The surface structures of V/SiO2 catalysts appeared to be identical on both types of silica supports at low vanadia loadings, with isolated three-legged (SiO)3V=O groups. At high loadings, various vanadia phases, including isolated VO4 and crystalline V2O5, may form on both aerogel and conventionally prepared silica supports. However, a small but clear Raman peak at ~1040 cm-1 was noted only for conventionally prepared catalysts; this is attributed to the formation of V2O5 • nH2O gels resulting from the hydration of monovanadate groups and/or V2O5. These results suggest that there may be only isolated VO4 groups on aerogel-prepared silica for all weight loadings, while vanadium aggregates at high weight loadings on conventional silica.

All the V/SiO2 catalysts gave nearly the same product selectivities except when the weight loadings was low (0.5-2 weight%). For those weight loadings, the formaldehyde selectivities of conventionally prepared V/SiO2 were higher than those of aerogel-prepared V/SiO2 when the conversions were roughly the same. The differences in selectivity can be attributed to the support, rather than to differences in vanadium structure since isolated monovanadate species were expected on both samples. Silica is not selective to formaldehyde, instead producing carbon oxides and dimethyl ether. Aerogel-prepared silica possesses higher surface area and greater number of Brønsted acid sites (surface hydroxyls) than conventionally prepared silica, allowing greater influence on the catalytic behavior and less selectivity to formaldehyde at low loadings.

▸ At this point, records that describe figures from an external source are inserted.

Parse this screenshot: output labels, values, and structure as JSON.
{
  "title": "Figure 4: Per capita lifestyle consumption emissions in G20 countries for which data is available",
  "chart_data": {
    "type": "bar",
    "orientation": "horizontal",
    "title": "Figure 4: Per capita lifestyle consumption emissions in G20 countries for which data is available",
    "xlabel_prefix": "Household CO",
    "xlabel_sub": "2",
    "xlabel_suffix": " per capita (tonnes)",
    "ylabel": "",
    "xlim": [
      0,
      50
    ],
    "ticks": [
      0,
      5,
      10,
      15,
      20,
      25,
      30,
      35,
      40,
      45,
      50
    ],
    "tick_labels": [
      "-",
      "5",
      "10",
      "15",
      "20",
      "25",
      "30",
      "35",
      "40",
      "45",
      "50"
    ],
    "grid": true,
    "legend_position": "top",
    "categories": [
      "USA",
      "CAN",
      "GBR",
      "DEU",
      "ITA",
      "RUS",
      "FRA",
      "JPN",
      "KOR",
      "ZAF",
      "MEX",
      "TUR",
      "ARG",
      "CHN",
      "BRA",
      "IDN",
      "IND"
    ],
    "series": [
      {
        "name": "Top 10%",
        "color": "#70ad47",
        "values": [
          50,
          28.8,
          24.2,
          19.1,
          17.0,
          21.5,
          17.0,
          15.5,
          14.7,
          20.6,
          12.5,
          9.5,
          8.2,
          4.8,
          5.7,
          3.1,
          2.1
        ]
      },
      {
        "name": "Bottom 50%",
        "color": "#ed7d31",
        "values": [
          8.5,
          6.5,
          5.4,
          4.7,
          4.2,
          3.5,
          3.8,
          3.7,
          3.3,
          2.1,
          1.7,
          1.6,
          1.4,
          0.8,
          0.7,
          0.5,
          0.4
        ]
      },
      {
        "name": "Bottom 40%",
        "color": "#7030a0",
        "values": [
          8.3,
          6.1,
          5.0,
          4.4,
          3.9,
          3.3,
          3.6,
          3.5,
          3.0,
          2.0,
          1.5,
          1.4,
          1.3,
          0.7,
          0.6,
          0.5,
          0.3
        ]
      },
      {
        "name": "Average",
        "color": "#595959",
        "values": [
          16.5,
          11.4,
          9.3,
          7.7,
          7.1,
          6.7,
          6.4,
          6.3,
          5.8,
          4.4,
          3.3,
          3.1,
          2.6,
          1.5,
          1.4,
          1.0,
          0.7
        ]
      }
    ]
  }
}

Catalytic activities and turnover frequencies for aerogel-prepared and conventionally prepared catalysts were nearly the same for weight loadings less than 3%. On the contrary, aerogel-prepared catalysts showed higher activities and turnover frequencies than conventionally prepared catalysts at 3 weight% and higher. The differences in turnover frequency were thought to be caused by differences in the vanadium phases present at high weight loadings on aerogel-prepared and conventionally prepared V/SiO2.

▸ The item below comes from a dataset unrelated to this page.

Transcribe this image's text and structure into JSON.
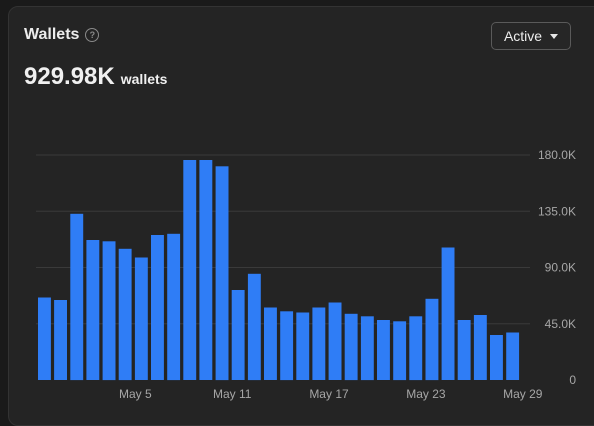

As evident from a Raman peak at 860 cm-1, magnesium orthovanadate was present for all of V/MgO catalysts with 20% weight loading and higher. In contrast, magnesium pyrovanadate was found only in the conventionally prepared catalysts with higher vanadium contents. No difference in selectivity was observed in methanol partial oxidation; however, aerogel-prepared V/MgO catalysts were more active than conventionally prepared samples at weight loadings higher than 15%. Again, the differences in catalytic results can be attributed to the higher surface area of the aerogel-prepared support, which allowed small domains of magnesium orthovanadate phases to exist, which were believed to be more active than magnesium orthovanadate or magnesium pyrovanadate clusters.